The burden of homelessness currently shouldered so heavily by LGBTQ youth could be addressed, at least in part, at home and at school. The 2015 True Colors report cited earlier found that family rejection is the leading causes of LGBTQ youth homelessness, having been experienced by 75 percent of LGB and 90 percent of transgender youth. The reality that the studies point to is all too apparent to those like Luis Colon Castro, who have lived it, and reconciliation will not come easy.
“I called her on her birthday,” Colon Castro says of his mother. “I started crying and saying, ‘Mom, I don’t know why you did this to me or anything. I’m still trying to understand why I’m such a problem to you…’ She couldn’t give me a good explanation. She still can’t.”•
Peter Vancini can be reached at pvancini@valleyadvocate.com.
Data Collection Challenge
As you can probably imagine, taking a census of homeless people is not easy — especially when researchers are out looking for specific populations within the homeless community.
So, it’s notable that the 2015 report examined sexual orientation and gender identity separately. Changes like this in methodology illustrate the push for better data that’s taken place over the last five to seven years, according to Gerry McCafferty, director of housing for the city of Springfield and a local organizer of the Massachusetts Youth Count.

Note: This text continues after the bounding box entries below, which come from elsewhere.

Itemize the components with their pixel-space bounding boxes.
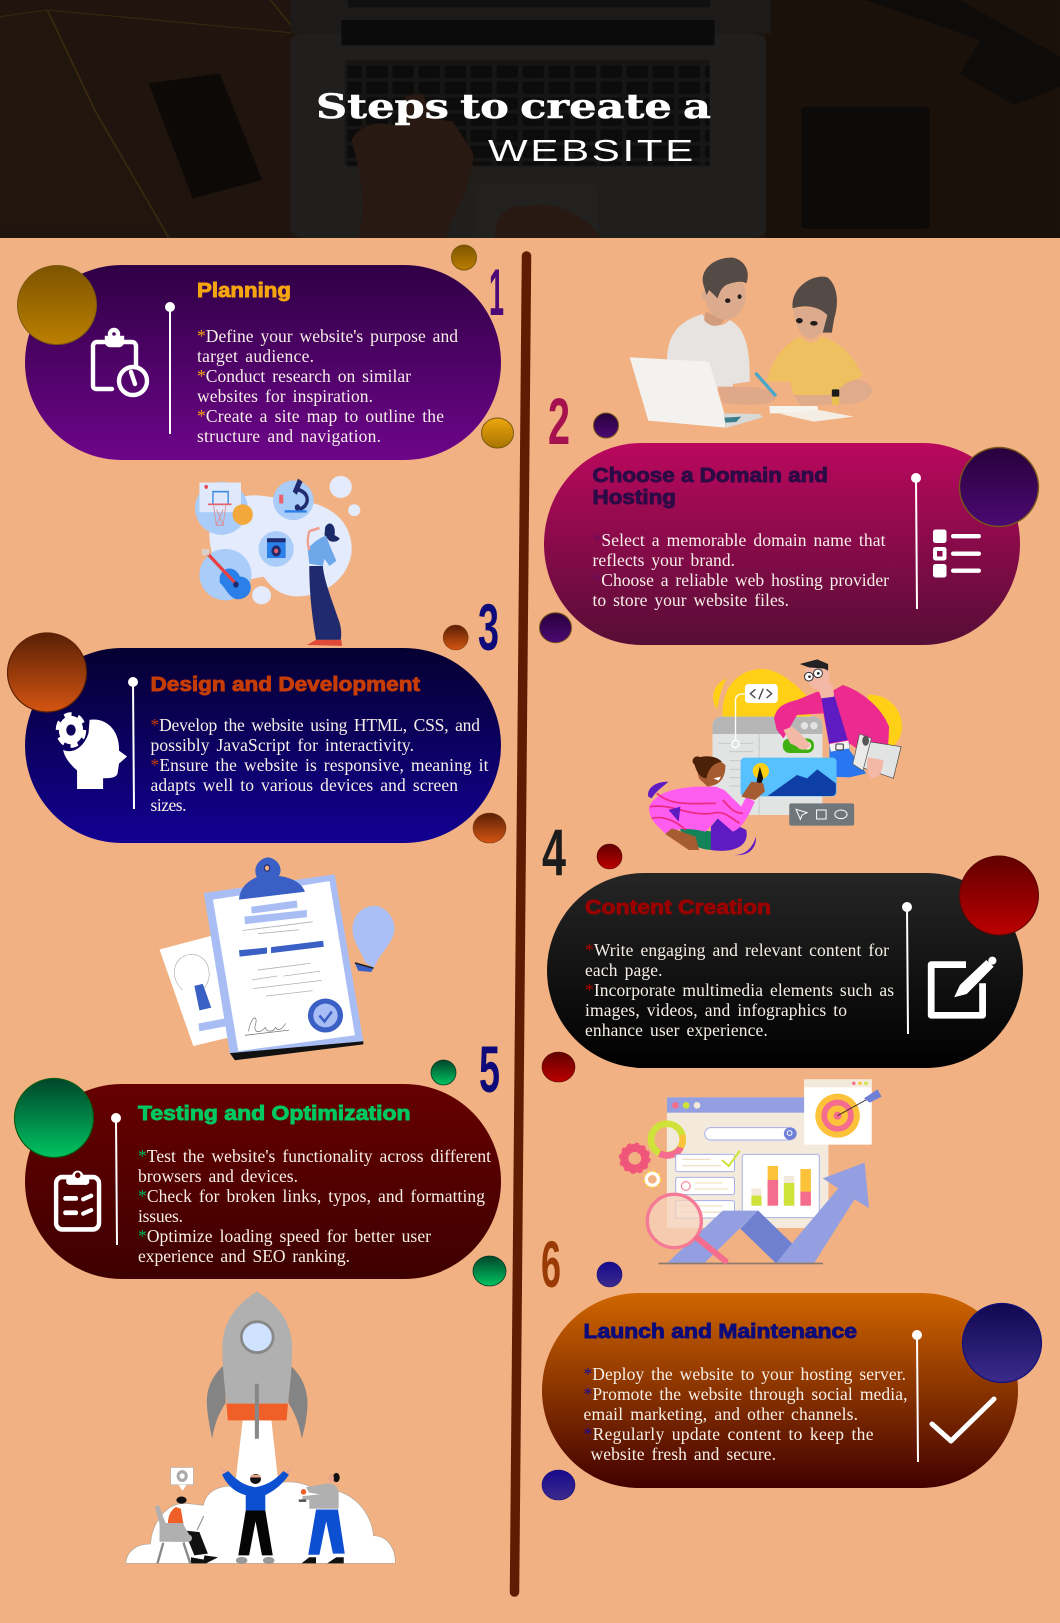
heading	[592, 464, 828, 509]
body text: target audience.	[197, 346, 314, 366]
accent circle small bottom	[473, 1256, 506, 1286]
body text: each page.	[585, 960, 662, 980]
body text	[138, 1146, 491, 1266]
step number 3: 3	[478, 590, 499, 664]
accent circle small bottom	[473, 813, 506, 843]
body text: experience and SEO ranking.	[138, 1246, 350, 1266]
title line 2: WEBSITE	[488, 133, 696, 168]
icon: clipboard with timer	[93, 330, 147, 395]
accent circle small top	[443, 625, 468, 650]
body text	[585, 940, 894, 1040]
vertical pin line	[116, 1118, 117, 1245]
body text: reflects your brand.	[592, 550, 735, 570]
accent circle small bottom	[540, 613, 572, 643]
body text: *Deploy the website to your hosting server.	[584, 1364, 906, 1384]
accent circle large	[14, 1078, 94, 1158]
body text: *Define your website's purpose and	[197, 326, 458, 346]
step number 5: 5	[479, 1032, 500, 1106]
body text: *Regularly update content to keep the	[584, 1424, 874, 1444]
illustration: woman thinking about hobbies	[195, 476, 360, 646]
illustration: clipboard and light bulb	[160, 857, 395, 1060]
body text: *Write engaging and relevant content for	[585, 940, 889, 960]
body text	[592, 530, 889, 610]
accent circle large	[960, 856, 1038, 935]
pin dot	[911, 473, 921, 483]
pin dot	[912, 1330, 922, 1340]
body text: website fresh and secure.	[590, 1444, 776, 1464]
body text: possibly JavaScript for interactivity.	[150, 735, 414, 755]
illustration: analytics window and rising arrow	[620, 1079, 882, 1264]
body text: *Test the website's functionality across different	[138, 1146, 491, 1166]
body text	[197, 326, 458, 446]
accent circle small top	[594, 413, 618, 438]
accent circle small bottom	[542, 1470, 575, 1500]
heading: Planning	[197, 279, 291, 302]
heading: Testing and Optimization	[138, 1102, 410, 1125]
body text: *Create a site map to outline the	[197, 406, 444, 426]
pin dot	[128, 677, 138, 687]
heading: Hosting	[592, 486, 676, 509]
body text: *Incorporate multimedia elements such as	[585, 980, 894, 1000]
title: Steps to create a WEBSITE	[316, 87, 711, 168]
vertical pin line	[169, 307, 171, 434]
illustration: developers building a web page	[648, 659, 902, 855]
body text: *Choose a reliable web hosting provider	[592, 570, 889, 590]
panel: step 5 testing and optimization	[14, 1032, 506, 1286]
body text: *Check for broken links, typos, and formatting	[138, 1186, 485, 1206]
step number 6: 6	[541, 1227, 561, 1301]
icon: check mark	[932, 1399, 994, 1441]
panel: step 6 launch and maintenance	[541, 1227, 1042, 1500]
pin dot	[165, 302, 175, 312]
vertical pin line	[917, 1335, 918, 1462]
icon: checklist	[933, 530, 981, 578]
accent circle small top	[597, 1262, 622, 1287]
heading: Design and Development	[150, 673, 420, 696]
pin dot	[111, 1113, 121, 1123]
body text: *Ensure the website is responsive, meaning it	[150, 755, 489, 775]
illustration: two people with laptop	[630, 258, 872, 428]
body text: browsers and devices.	[138, 1166, 298, 1186]
accent circle small bottom	[482, 418, 514, 448]
icon: edit note	[931, 957, 996, 1015]
panel: step 1 planning	[18, 245, 514, 460]
accent circle large	[8, 633, 86, 712]
panel: step 3 design and development	[8, 590, 506, 843]
heading: Choose a Domain and	[592, 464, 828, 487]
heading: Launch and Maintenance	[584, 1320, 857, 1343]
body text: sizes.	[150, 795, 186, 815]
accent circle large	[18, 266, 96, 344]
accent circle small top	[597, 844, 622, 869]
body text: *Promote the website through social media,	[584, 1384, 908, 1404]
body text: *Optimize loading speed for better user	[138, 1226, 431, 1246]
body text: issues.	[138, 1206, 183, 1226]
accent circle large	[960, 448, 1038, 526]
header photo banner	[0, 0, 1060, 238]
centre timeline divider	[514, 256, 526, 1592]
body text: enhance user experience.	[585, 1020, 768, 1040]
body text: *Conduct research on similar	[197, 366, 411, 386]
body text: images, videos, and infographics to	[585, 1000, 847, 1020]
accent circle small top	[431, 1060, 456, 1085]
icon: clipboard checklist	[56, 1171, 99, 1229]
accent circle small bottom	[542, 1052, 575, 1082]
icon: head with gear	[57, 714, 127, 789]
panel: step 1 planning: 1	[489, 255, 504, 329]
body text: *Develop the website using HTML, CSS, and	[150, 715, 480, 735]
heading: Content Creation	[585, 896, 771, 919]
illustration: rocket launch with team	[126, 1292, 395, 1564]
panel: step 2 domain and hosting	[540, 384, 1038, 645]
title line 1: Steps to create a	[316, 87, 711, 127]
body text: websites for inspiration.	[197, 386, 373, 406]
body text	[584, 1364, 908, 1464]
vertical pin line	[916, 478, 917, 609]
body text: *Select a memorable domain name that	[592, 530, 886, 550]
accent circle small top	[452, 245, 476, 270]
panel: step 4 content creation	[542, 815, 1038, 1082]
accent circle large	[962, 1304, 1042, 1382]
step number 2: 2	[548, 384, 570, 458]
vertical pin line	[907, 907, 908, 1034]
body text: structure and navigation.	[197, 426, 381, 446]
pin dot	[902, 902, 912, 912]
step number 4: 4	[542, 815, 566, 889]
body text: email marketing, and other channels.	[584, 1404, 858, 1424]
vertical pin line	[133, 682, 134, 809]
body text: to store your website files.	[592, 590, 789, 610]
body text: adapts well to various devices and screen	[150, 775, 458, 795]
body text	[150, 715, 489, 815]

The count is a statewide collaboration between the Department of Health and Human Services and Continuum of Care organizations in gathering data on the homeless population under the age of 24. It’s the first program of its kind in the nation, piloted in 2014. In 2015, the Youth Count found that 22 percent of those surveyed identified as something other than straight, while the 2014 count, the first in the nation of its kind, settled on 14 percent.

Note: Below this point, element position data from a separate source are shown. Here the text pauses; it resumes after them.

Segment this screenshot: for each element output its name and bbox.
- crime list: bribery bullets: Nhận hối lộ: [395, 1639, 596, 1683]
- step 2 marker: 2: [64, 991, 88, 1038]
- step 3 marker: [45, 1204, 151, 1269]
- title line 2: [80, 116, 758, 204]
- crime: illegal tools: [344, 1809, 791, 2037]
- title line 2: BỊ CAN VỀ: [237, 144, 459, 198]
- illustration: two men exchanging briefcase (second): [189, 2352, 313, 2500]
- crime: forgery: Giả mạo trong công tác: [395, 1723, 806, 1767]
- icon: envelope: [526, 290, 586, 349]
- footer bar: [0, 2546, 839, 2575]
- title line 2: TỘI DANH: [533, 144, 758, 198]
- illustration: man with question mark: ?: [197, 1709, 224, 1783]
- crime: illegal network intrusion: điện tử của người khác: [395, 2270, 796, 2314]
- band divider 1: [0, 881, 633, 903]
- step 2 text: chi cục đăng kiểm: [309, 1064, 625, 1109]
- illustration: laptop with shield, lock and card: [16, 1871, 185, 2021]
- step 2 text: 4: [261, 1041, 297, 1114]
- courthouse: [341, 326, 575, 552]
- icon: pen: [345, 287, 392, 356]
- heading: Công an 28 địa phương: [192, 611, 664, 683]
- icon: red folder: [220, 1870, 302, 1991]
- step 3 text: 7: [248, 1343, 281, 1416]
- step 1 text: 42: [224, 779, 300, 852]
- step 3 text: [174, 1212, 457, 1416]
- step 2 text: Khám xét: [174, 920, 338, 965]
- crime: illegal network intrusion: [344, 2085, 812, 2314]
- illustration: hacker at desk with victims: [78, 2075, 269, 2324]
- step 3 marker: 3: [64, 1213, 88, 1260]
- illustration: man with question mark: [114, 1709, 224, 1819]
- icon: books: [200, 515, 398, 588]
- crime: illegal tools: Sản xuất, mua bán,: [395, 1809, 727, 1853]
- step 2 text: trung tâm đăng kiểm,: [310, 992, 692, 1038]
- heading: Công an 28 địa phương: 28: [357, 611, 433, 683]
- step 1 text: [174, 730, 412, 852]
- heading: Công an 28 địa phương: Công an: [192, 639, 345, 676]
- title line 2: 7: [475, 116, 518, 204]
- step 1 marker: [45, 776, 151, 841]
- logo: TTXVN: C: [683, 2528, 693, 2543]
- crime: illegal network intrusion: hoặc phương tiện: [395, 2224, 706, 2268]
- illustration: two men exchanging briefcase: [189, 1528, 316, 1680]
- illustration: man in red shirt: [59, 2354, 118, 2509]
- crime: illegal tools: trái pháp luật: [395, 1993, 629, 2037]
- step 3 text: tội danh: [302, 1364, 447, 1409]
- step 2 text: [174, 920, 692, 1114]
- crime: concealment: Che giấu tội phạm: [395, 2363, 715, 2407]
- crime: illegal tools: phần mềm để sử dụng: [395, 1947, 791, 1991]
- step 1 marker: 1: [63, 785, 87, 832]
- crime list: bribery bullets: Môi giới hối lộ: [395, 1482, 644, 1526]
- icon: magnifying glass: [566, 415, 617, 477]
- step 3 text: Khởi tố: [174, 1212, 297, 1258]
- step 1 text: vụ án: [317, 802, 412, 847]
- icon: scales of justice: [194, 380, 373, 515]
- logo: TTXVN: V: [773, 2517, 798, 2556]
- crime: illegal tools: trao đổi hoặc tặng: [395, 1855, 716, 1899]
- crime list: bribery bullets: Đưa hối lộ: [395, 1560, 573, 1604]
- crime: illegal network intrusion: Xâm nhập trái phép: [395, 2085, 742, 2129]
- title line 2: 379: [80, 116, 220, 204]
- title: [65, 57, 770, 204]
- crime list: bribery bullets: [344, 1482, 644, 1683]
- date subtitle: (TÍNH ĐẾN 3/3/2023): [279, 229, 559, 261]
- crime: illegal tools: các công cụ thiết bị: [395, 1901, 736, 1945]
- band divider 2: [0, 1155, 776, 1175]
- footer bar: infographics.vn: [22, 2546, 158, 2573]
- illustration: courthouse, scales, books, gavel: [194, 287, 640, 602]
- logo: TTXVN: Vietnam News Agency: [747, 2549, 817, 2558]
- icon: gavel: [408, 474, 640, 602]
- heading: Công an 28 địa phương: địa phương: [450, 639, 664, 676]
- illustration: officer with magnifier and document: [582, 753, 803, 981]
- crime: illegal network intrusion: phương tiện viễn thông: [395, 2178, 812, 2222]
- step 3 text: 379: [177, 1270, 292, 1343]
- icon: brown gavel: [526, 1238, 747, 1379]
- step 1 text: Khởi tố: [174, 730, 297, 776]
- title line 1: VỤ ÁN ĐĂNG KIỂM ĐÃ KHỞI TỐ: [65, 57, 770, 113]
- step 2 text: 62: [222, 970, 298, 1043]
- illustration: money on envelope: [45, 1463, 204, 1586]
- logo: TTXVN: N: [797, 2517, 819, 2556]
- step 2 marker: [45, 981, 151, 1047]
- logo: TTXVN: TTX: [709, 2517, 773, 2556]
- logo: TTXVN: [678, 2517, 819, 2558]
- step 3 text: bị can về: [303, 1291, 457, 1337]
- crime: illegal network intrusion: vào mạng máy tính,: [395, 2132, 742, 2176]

But the challenges related to gathering reliable data about homeless youth, McCafferty says, are daunting. She points to the Youth Count, still in its infancy, as an example.

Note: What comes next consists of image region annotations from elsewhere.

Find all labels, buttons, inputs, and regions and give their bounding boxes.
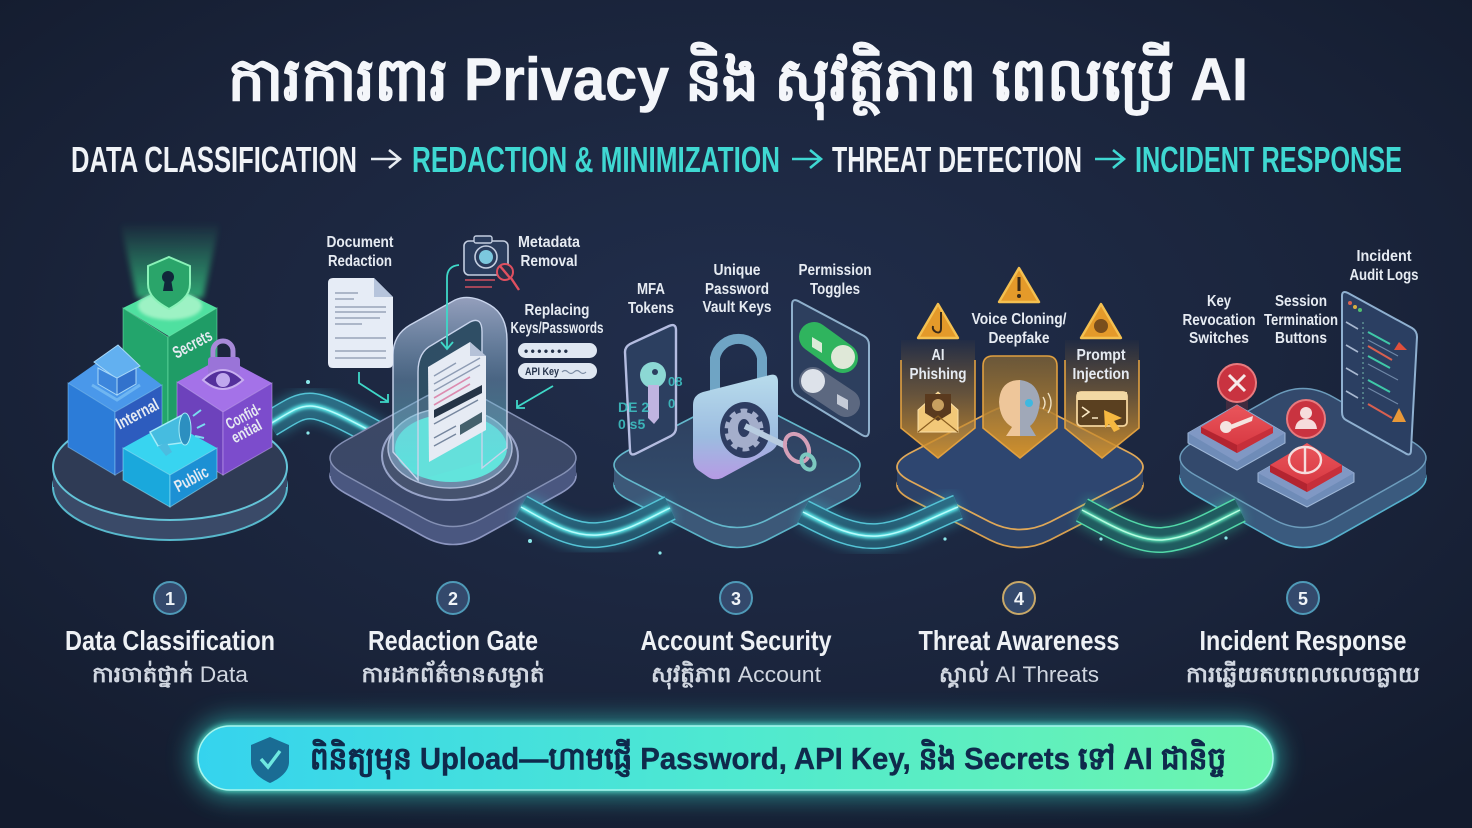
green light beam bbox=[120, 222, 220, 298]
panel: step 2 redaction gate bbox=[326, 234, 604, 544]
callout labels step 5: Key bbox=[1207, 293, 1231, 310]
step number badges: 5 bbox=[1298, 589, 1308, 609]
square platform bbox=[614, 402, 860, 548]
cube: confidential: ential bbox=[229, 417, 265, 447]
threat shield: ai phishing: AI bbox=[932, 347, 944, 364]
callout labels step 3: Password bbox=[705, 281, 769, 298]
callout labels step 5 bbox=[1182, 248, 1419, 347]
threat shield: ai phishing bbox=[901, 304, 975, 458]
banner text: ពិនិត្យមុន Upload—ហាមផ្ញើ Password, API Key, និង Secrets ទៅ AI ជានិច្ច bbox=[310, 738, 1226, 780]
cube: secrets bbox=[123, 285, 217, 455]
step titles and subtitles: ការដកព័ត៌មានសម្ងាត់ bbox=[362, 660, 545, 688]
icon: mfa phone: DE 2 bbox=[618, 399, 649, 415]
step number badges: 1 bbox=[165, 589, 175, 609]
step titles and subtitles: Account Security bbox=[640, 625, 832, 656]
cube: public bbox=[123, 422, 217, 507]
subtitle: workflow stages: REDACTION & MINIMIZATION bbox=[412, 139, 780, 180]
step titles and subtitles: Data Classification bbox=[65, 625, 275, 656]
square platform bbox=[1180, 388, 1426, 548]
step titles and subtitles: ការចាត់ថ្នាក់ Data bbox=[92, 660, 249, 688]
icon: green keyhole shield bbox=[148, 257, 190, 309]
callout labels step 5: Incident bbox=[1356, 248, 1412, 265]
callout labels step 5: Switches bbox=[1189, 330, 1249, 347]
callout labels step 2: Replacing bbox=[524, 302, 590, 319]
callout labels step 5: Buttons bbox=[1275, 330, 1327, 347]
step titles and subtitles: សុវត្ថិភាព Account bbox=[651, 660, 821, 690]
title: ការការពារ Privacy និង សុវត្ថិភាព ពេលប្រើ AI bbox=[228, 41, 1248, 120]
cube: confidential: Confid- bbox=[223, 401, 265, 433]
icon: padlock with gear and key bbox=[693, 339, 817, 479]
callout labels step 2: Redaction bbox=[328, 253, 392, 270]
step number badges bbox=[154, 582, 1319, 614]
step titles and subtitles: ការឆ្លើយតបពេលលេចធ្លាយ bbox=[1186, 660, 1420, 688]
callout labels step 2: Metadata bbox=[518, 234, 580, 251]
icon: megaphone bbox=[150, 410, 205, 456]
callout labels step 2 bbox=[326, 234, 604, 337]
connector pipes between steps 2 to 5 bbox=[306, 380, 1240, 555]
cube: internal bbox=[68, 350, 162, 475]
threat shield: prompt injection: Prompt bbox=[1076, 347, 1126, 364]
callout labels step 5: Termination bbox=[1264, 312, 1338, 329]
cube: secrets: Secrets bbox=[169, 326, 215, 362]
callout labels step 3: MFA bbox=[637, 281, 665, 298]
threat shield: voice cloning bbox=[972, 268, 1067, 458]
callout labels step 3: Vault Keys bbox=[702, 299, 772, 316]
icon: mfa phone: 0 bbox=[668, 396, 675, 411]
step titles and subtitles bbox=[65, 625, 1420, 690]
step titles and subtitles: Incident Response bbox=[1200, 625, 1406, 656]
cube: internal: Internal bbox=[113, 395, 162, 433]
round platform bbox=[53, 414, 287, 540]
step number badges: 3 bbox=[731, 589, 741, 609]
panel: step 4 threat awareness bbox=[897, 268, 1143, 548]
square platform gold bbox=[897, 404, 1143, 548]
permission toggles panel bbox=[792, 300, 869, 436]
step titles and subtitles: Redaction Gate bbox=[368, 625, 538, 656]
icon: check shield bbox=[251, 737, 289, 783]
callout labels step 3: Tokens bbox=[628, 300, 674, 317]
callout labels step 5: Session bbox=[1275, 293, 1327, 310]
callout labels step 5: Revocation bbox=[1182, 312, 1256, 329]
icon: mfa phone bbox=[618, 325, 682, 454]
threat shield: voice cloning: Voice Cloning/ bbox=[972, 311, 1067, 328]
panel: step 3 account security bbox=[614, 262, 872, 548]
callout labels step 2: Removal bbox=[520, 253, 578, 270]
threat shield: voice cloning: Deepfake bbox=[988, 330, 1050, 347]
threat shield: prompt injection bbox=[1065, 304, 1139, 458]
panel: step 5 incident response bbox=[1180, 248, 1426, 548]
redacted paper inside gate bbox=[428, 342, 486, 462]
audit log panel bbox=[1342, 292, 1417, 454]
connector pipe 1 to 2 bbox=[270, 406, 380, 436]
callout labels step 3 bbox=[628, 262, 872, 317]
threat shield: ai phishing: Phishing bbox=[910, 366, 966, 383]
document icon bbox=[328, 278, 393, 368]
bottom warning banner bbox=[190, 718, 1281, 798]
step number badges: 4 bbox=[1014, 589, 1024, 609]
icon: lock and eye bbox=[203, 341, 243, 389]
icon: camera metadata bbox=[464, 236, 519, 290]
subtitle: workflow stages bbox=[71, 139, 1402, 180]
callout labels step 2: Keys/Passwords bbox=[510, 320, 604, 337]
red key revocation button bbox=[1188, 364, 1285, 470]
callout labels step 2: Document bbox=[326, 234, 394, 251]
glass arch bbox=[393, 297, 507, 480]
subtitle: workflow stages: THREAT DETECTION bbox=[832, 139, 1082, 180]
glowing gate base bbox=[382, 412, 518, 500]
subtitle: workflow stages: DATA CLASSIFICATION bbox=[71, 139, 357, 180]
cube: confidential bbox=[177, 357, 272, 475]
callout labels step 5: Audit Logs bbox=[1350, 267, 1419, 284]
step titles and subtitles: Threat Awareness bbox=[918, 625, 1120, 656]
password pills bbox=[518, 343, 597, 379]
icon: mfa phone: 0 s5 bbox=[618, 416, 645, 432]
callout labels step 3: Permission bbox=[798, 262, 872, 279]
arrows into gate bbox=[359, 265, 553, 408]
cube: public: Public bbox=[171, 462, 212, 496]
password pills: API Key bbox=[525, 366, 560, 378]
red session termination button bbox=[1258, 400, 1354, 507]
password pills: ••••••• bbox=[524, 344, 568, 358]
square platform bbox=[330, 390, 576, 544]
panel: step 1 data classification bbox=[53, 222, 287, 540]
icon: bank building bbox=[92, 345, 140, 400]
step number badges: 2 bbox=[448, 589, 458, 609]
icon: mfa phone: 08 bbox=[668, 374, 682, 389]
callout labels step 3: Toggles bbox=[810, 281, 860, 298]
threat shield: prompt injection: Injection bbox=[1072, 366, 1130, 383]
step titles and subtitles: ស្គាល់ AI Threats bbox=[939, 660, 1099, 688]
callout labels step 3: Unique bbox=[714, 262, 761, 279]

“We thought the data was terrible last year,” she says. “We thought the count instrument was bad and we had multiple blizzards the week of the count, which made doing real outreach very difficult, so we know last year’s count was an undercount, as well as [that it] didn’t tell us as much as we’d hoped.”
Researchers acknowledged issues with the 2014 Massachusetts Youth Count as well, pointing out that the discrepancy between its 14 percent figure and the national average suggests that “results may be an underestimate of the true extent of LGBTQ youth experiencing homelessness here in Massachusetts.”
Adding to the problem of data collection is the fact that legal definitions of homelessness vary between various state and federal organizations. Homeless youth, unlike the older homeless population, also often have a social network to fall back on. They couch-surf, or hang out in places that the older population doesn’t. Many may not even identify as homeless. Others have a vested interest in not being found, since many are runaways from abuse at home or within a foster care system ill-equipped to provide safe housing for LGBT youth.
This year, the Youth Count will take place during the first two weeks of May, as opposed to January, marking a change in the approach to data collection and an evolution in the way that agencies address the problem of youth homelessness. This time, the count will attempt to take into consideration those couch-surfing and in other unstable housing arrangements.
— Peter Vancini
*Tues. May 3, 2016 — This story was updated from an earlier version.